2017年2月20日月曜日

2016年度神戸大学法学部租税法定期試験について

今回の定期試験では,(1)所得概念の基礎的な理解を問う問題,(2)所得税法の条文を参照して,また必要であれば判例の示した基準に従って,所得分類の判定ができるかどうかを問う問題,(3)申告することが期待できない所得についての所得税法の課税のメカニズム(実体法・手続法の両方)を考える力を問う問題,(4)日本の消費税法の仕組みを簡潔に説明できるかを問う問題,(5)ギャンブルについてどこに消費(ないし事業者から見た場合には「付加価値」)があるのかを考え,また,その消費に対して課税する仕組みを考える力を問う問題,を出題した。

結論から申し上げると,全設問について出題意図をしっかり理解して回答していた答案が数通あった(秀を与えた)反面,特に(1)(3)(5)について出題の意図を理解せず的外れなことを書いている答案が少なからずあった。

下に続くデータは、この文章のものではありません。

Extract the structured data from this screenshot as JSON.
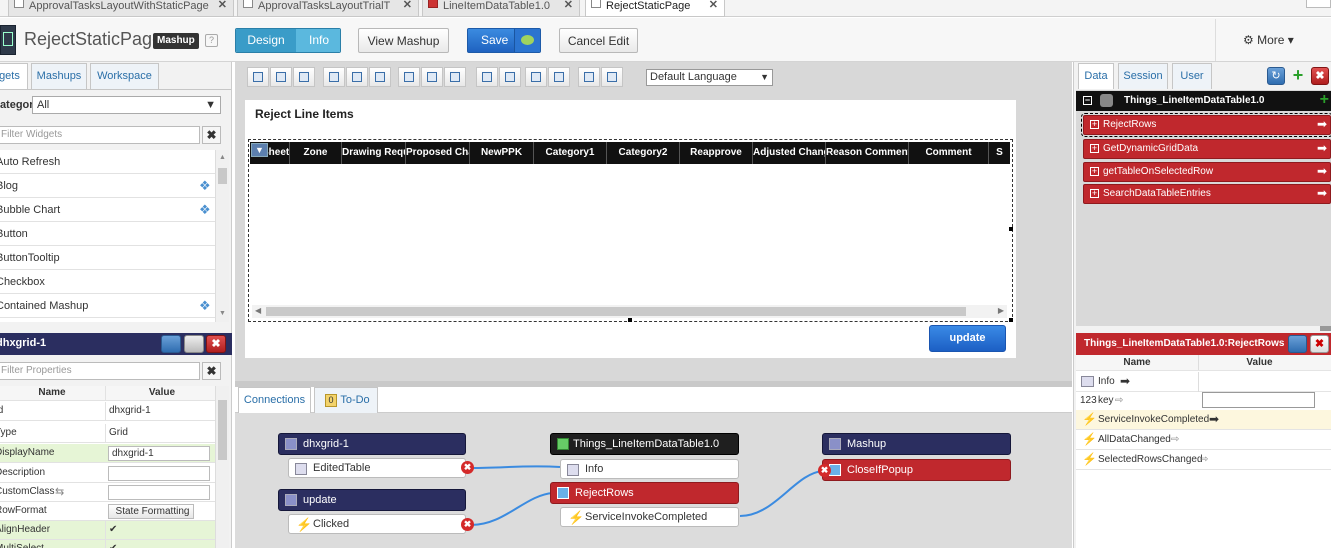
{
  "tabs": [
    {
      "label": "ApprovalTasksLayoutWithStaticPage"
    },
    {
      "label": "ApprovalTasksLayoutTrialT"
    },
    {
      "label": "LineItemDataTable1.0"
    },
    {
      "label": "RejectStaticPage"
    }
  ],
  "header": {
    "title": "RejectStaticPage",
    "badge": "Mashup",
    "help": "?",
    "design_label": "Design",
    "info_label": "Info",
    "view_mashup_label": "View Mashup",
    "save_label": "Save",
    "cancel_label": "Cancel Edit",
    "more_label": "More"
  },
  "left_panel": {
    "tabs": [
      "Widgets",
      "Mashups",
      "Workspace"
    ],
    "category_label": "Category",
    "category_value": "All",
    "filter_placeholder": "Filter Widgets",
    "widgets": [
      "Auto Refresh",
      "Blog",
      "Bubble Chart",
      "Button",
      "ButtonTooltip",
      "Checkbox",
      "Contained Mashup"
    ]
  },
  "props_panel": {
    "title": "dhxgrid-1",
    "filter_placeholder": "Filter Properties",
    "col_name": "Name",
    "col_value": "Value",
    "rows": [
      {
        "name": "Id",
        "value": "dhxgrid-1"
      },
      {
        "name": "Type",
        "value": "Grid"
      },
      {
        "name": "DisplayName",
        "value": "dhxgrid-1"
      },
      {
        "name": "Description",
        "value": ""
      },
      {
        "name": "CustomClass",
        "value": ""
      },
      {
        "name": "RowFormat",
        "value": "State Formatting"
      },
      {
        "name": "AlignHeader",
        "value": "✔"
      },
      {
        "name": "MultiSelect",
        "value": "✔"
      }
    ]
  },
  "canvas": {
    "language": "Default Language",
    "panel_title": "Reject Line Items",
    "grid_columns": [
      "Sheet",
      "Zone",
      "Drawing Requirements",
      "Proposed Change",
      "NewPPK",
      "Category1",
      "Category2",
      "Reapprove",
      "Adjusted Change",
      "Reason Comment",
      "Comment",
      "S"
    ],
    "update_label": "update"
  },
  "bottom": {
    "tabs": [
      "Connections",
      "To-Do"
    ],
    "todo_count": "0",
    "nodes": {
      "grid_title": "dhxgrid-1",
      "grid_event": "EditedTable",
      "update_title": "update",
      "update_event": "Clicked",
      "thing_title": "Things_LineItemDataTable1.0",
      "thing_info": "Info",
      "reject_service": "RejectRows",
      "service_complete": "ServiceInvokeCompleted",
      "mashup_title": "Mashup",
      "close_popup": "CloseIfPopup"
    }
  },
  "right_panel": {
    "tabs": [
      "Data",
      "Session",
      "User"
    ],
    "entity": "Things_LineItemDataTable1.0",
    "services": [
      "RejectRows",
      "GetDynamicGridData",
      "getTableOnSelectedRow",
      "SearchDataTableEntries"
    ],
    "detail_title": "Things_LineItemDataTable1.0:RejectRows",
    "col_name": "Name",
    "col_value": "Value",
    "params": [
      {
        "name": "Info"
      },
      {
        "name": "key",
        "prefix": "123"
      }
    ],
    "events": [
      "ServiceInvokeCompleted",
      "AllDataChanged",
      "SelectedRowsChanged"
    ]
  },
  "colors": {
    "primary_blue": "#2f7fd0",
    "service_red": "#c0282d",
    "node_dark": "#2b2e60",
    "canvas_bg": "#dadada"
  }
}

(1)については,所得概念についてどのような考え方が存在しており,またその中で支持を集めている考え方によれば,本件においてどのような課税関係となるか,ということがかけていれば,満点を与えた(講義レジュメ18ページ。12月19日に扱った)。これに対して,そもそも「所得概念」という言葉の意味を理解していない答案については,点数を与えなかった。ただし,その場合でも,(2)に該当する内容を書いてある時には(2)の評価に加味した。 できの良い答案と全くできていない答案に大きく分かれた。

(2)については,どちらかの立場を選択した上で,その要件について記述してあり(判例を踏まえる等して詳細に記述していることが望ましい),要件を設問の事案に当てはめたらどうなるか,また,もう一方の立場はなぜ取りえないのか(条文の構造からの説明でもよいし,事案の性質からでもよい)説明してあれば,満点を与えた。概してよくできていた。

(3)については,ギャンブルを通じて利益を上げることが珍しいことであることを前提に,そうした利益が必ずしも申告されていないことを認識してほしかった。その上で,どのようにしたらこうした利益について正しく課税できるか,ということが問題となる。源泉徴収制度の利用やマイナンバー制度を通じた所得の把握を提案する答案が比較的多かった。なお,「立法論」と設問に書いたにもかかわらず解釈論を展開している答案や,((2)にもかかわらず)現行法上は課税されていないという認識を背景した答案も存在していた。

(4)については,間接税であること,売上高税と付加価値税の比較,仕入税額控除,日本の現行法の問題点,等についてしっかりかけている答案が多かった。

(5)については,ギャンブルに参加することが事業者の提供するサービスを享受すること=消費だ,ということを的確に指摘できていたかどうかで,勝負がついていた。指摘できていた答案は,その消費をどのように把握するか,ということから,例えば入場料に対する消費税の課税などを提案していた。

全般に,本年度の租税法の授業は日本の実定法に即した説明を心がけたにもかかわらず,扱った範囲が広かったため,受講生の皆さんの多くは消化不良になってしまったのかもしれないと思う。今回の反省を生かして,来年度の租税法の授業をより良いものにすべく準備を進めたい。